Practical recommendation

Keep your data tool. ZoomInfo, Lusha, LeadIQ are doing real work at the point of enrichment, and you do not want to lose that. Add a CRM-side scrubber so the records that did not come through the data tool, and the records whose status has drifted, also get screened. Make sure both layers leave an audit trail: the lookup-time verdict on the contact at import, the CRM-side verdict refreshed on a known cadence. If a complaint lands, you want to be able to show the ICO both checks happened and when.

For the CRM-side layer, the things to confirm are: it covers TPS and CTPS, it re-screens on a defensible cadence (daily plus real-time is the bar), it writes the verdict back onto the record, and it is operated by a DMA-licensed list cleaner so the reference data is itself current. See the TPS compliance guide for the regulatory background, or the HubSpot integration and developer docs for the TPSClear specifics.

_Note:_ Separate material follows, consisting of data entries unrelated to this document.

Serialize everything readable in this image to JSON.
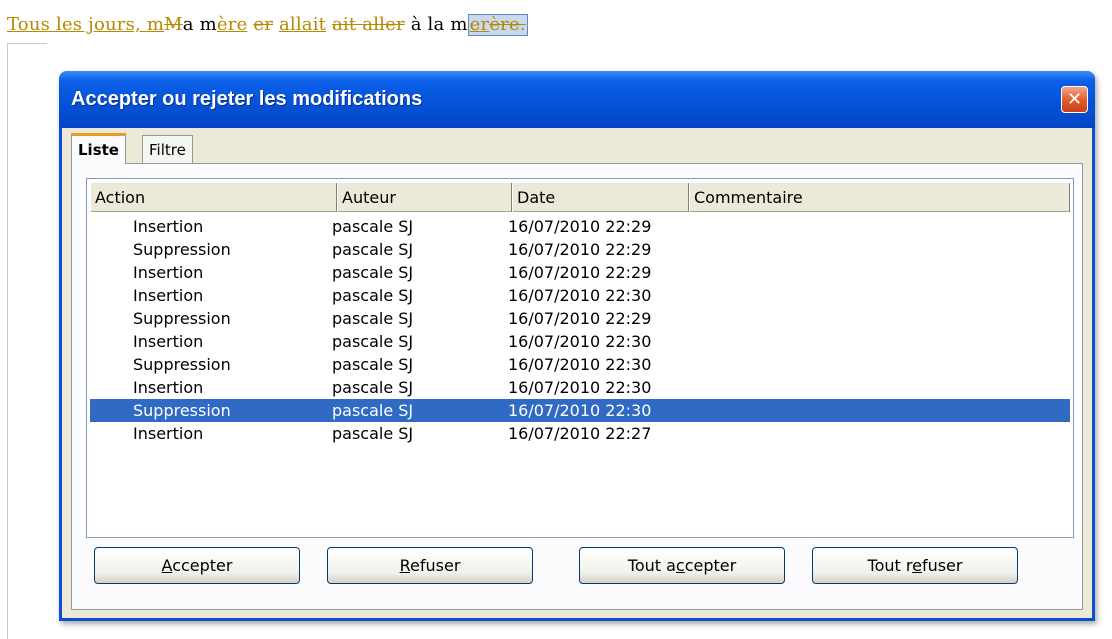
{
  "document": {
    "segments": [
      {
        "text": "Tous les jours, m",
        "style": "ins"
      },
      {
        "text": "M",
        "style": "del"
      },
      {
        "text": "a m",
        "style": "normal"
      },
      {
        "text": "ère",
        "style": "ins"
      },
      {
        "text": " ",
        "style": "normal"
      },
      {
        "text": "er",
        "style": "del"
      },
      {
        "text": " ",
        "style": "normal"
      },
      {
        "text": "allait",
        "style": "ins"
      },
      {
        "text": " ",
        "style": "normal"
      },
      {
        "text": "ait aller",
        "style": "del"
      },
      {
        "text": " à la m",
        "style": "normal"
      },
      {
        "text": "er",
        "style": "ins-sel"
      },
      {
        "text": "ère.",
        "style": "del-sel"
      }
    ]
  },
  "dialog": {
    "title": "Accepter ou rejeter les modifications",
    "close_glyph": "✕",
    "tabs": [
      {
        "label": "Liste",
        "active": true
      },
      {
        "label": "Filtre",
        "active": false
      }
    ],
    "columns": [
      "Action",
      "Auteur",
      "Date",
      "Commentaire"
    ],
    "rows": [
      {
        "action": "Insertion",
        "author": "pascale SJ",
        "date": "16/07/2010 22:29",
        "comment": "",
        "selected": false
      },
      {
        "action": "Suppression",
        "author": "pascale SJ",
        "date": "16/07/2010 22:29",
        "comment": "",
        "selected": false
      },
      {
        "action": "Insertion",
        "author": "pascale SJ",
        "date": "16/07/2010 22:29",
        "comment": "",
        "selected": false
      },
      {
        "action": "Insertion",
        "author": "pascale SJ",
        "date": "16/07/2010 22:30",
        "comment": "",
        "selected": false
      },
      {
        "action": "Suppression",
        "author": "pascale SJ",
        "date": "16/07/2010 22:29",
        "comment": "",
        "selected": false
      },
      {
        "action": "Insertion",
        "author": "pascale SJ",
        "date": "16/07/2010 22:30",
        "comment": "",
        "selected": false
      },
      {
        "action": "Suppression",
        "author": "pascale SJ",
        "date": "16/07/2010 22:30",
        "comment": "",
        "selected": false
      },
      {
        "action": "Insertion",
        "author": "pascale SJ",
        "date": "16/07/2010 22:30",
        "comment": "",
        "selected": false
      },
      {
        "action": "Suppression",
        "author": "pascale SJ",
        "date": "16/07/2010 22:30",
        "comment": "",
        "selected": true
      },
      {
        "action": "Insertion",
        "author": "pascale SJ",
        "date": "16/07/2010 22:27",
        "comment": "",
        "selected": false
      }
    ],
    "buttons": {
      "accept": {
        "pre": "",
        "mnemonic": "A",
        "post": "ccepter"
      },
      "reject": {
        "pre": "",
        "mnemonic": "R",
        "post": "efuser"
      },
      "accept_all": {
        "pre": "Tout a",
        "mnemonic": "c",
        "post": "cepter"
      },
      "reject_all": {
        "pre": "Tout r",
        "mnemonic": "e",
        "post": "fuser"
      }
    }
  },
  "colors": {
    "tracked_change": "#b58900",
    "selection": "#316ac5",
    "titlebar": "#0452d6",
    "close_button": "#e15a2a"
  }
}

Side-by-side: what each layer does

LayerLookup-time toolsCRM-side scrub
ExamplesZoomInfo, Lusha, LeadIQ, similar enrichment platformsTPSClear and other DMA-licensed list cleaners
When it runsAt the moment a rep fetches or reveals a number inside the toolContinuously: daily baseline, plus real-time on phone change and on import
Records coveredContacts that flow through the lookup toolEvery record in the CRM with a phone number, regardless of source
Catches drift after importNot the design intent; the check runs onceYes, that is the core job
Catches form fills, manual entry, partner data, integrationsOnly if those records are subsequently passed through the toolYes, by default
CTPS coverageVaries by vendor; often weaker than TPSBoth registers, same cadence
Audit trailVerdict at point of fetchVerdict and timestamp written onto the record, refreshed continuously

The short version: data tools and CRM-side scrubbers are not competing for the same job. Use the data tool for clean enrichment. Use the CRM-side scrubber for clean records. The teams that get this right run both, and they document both, so the answer to "how did you check?" is two layers, not one.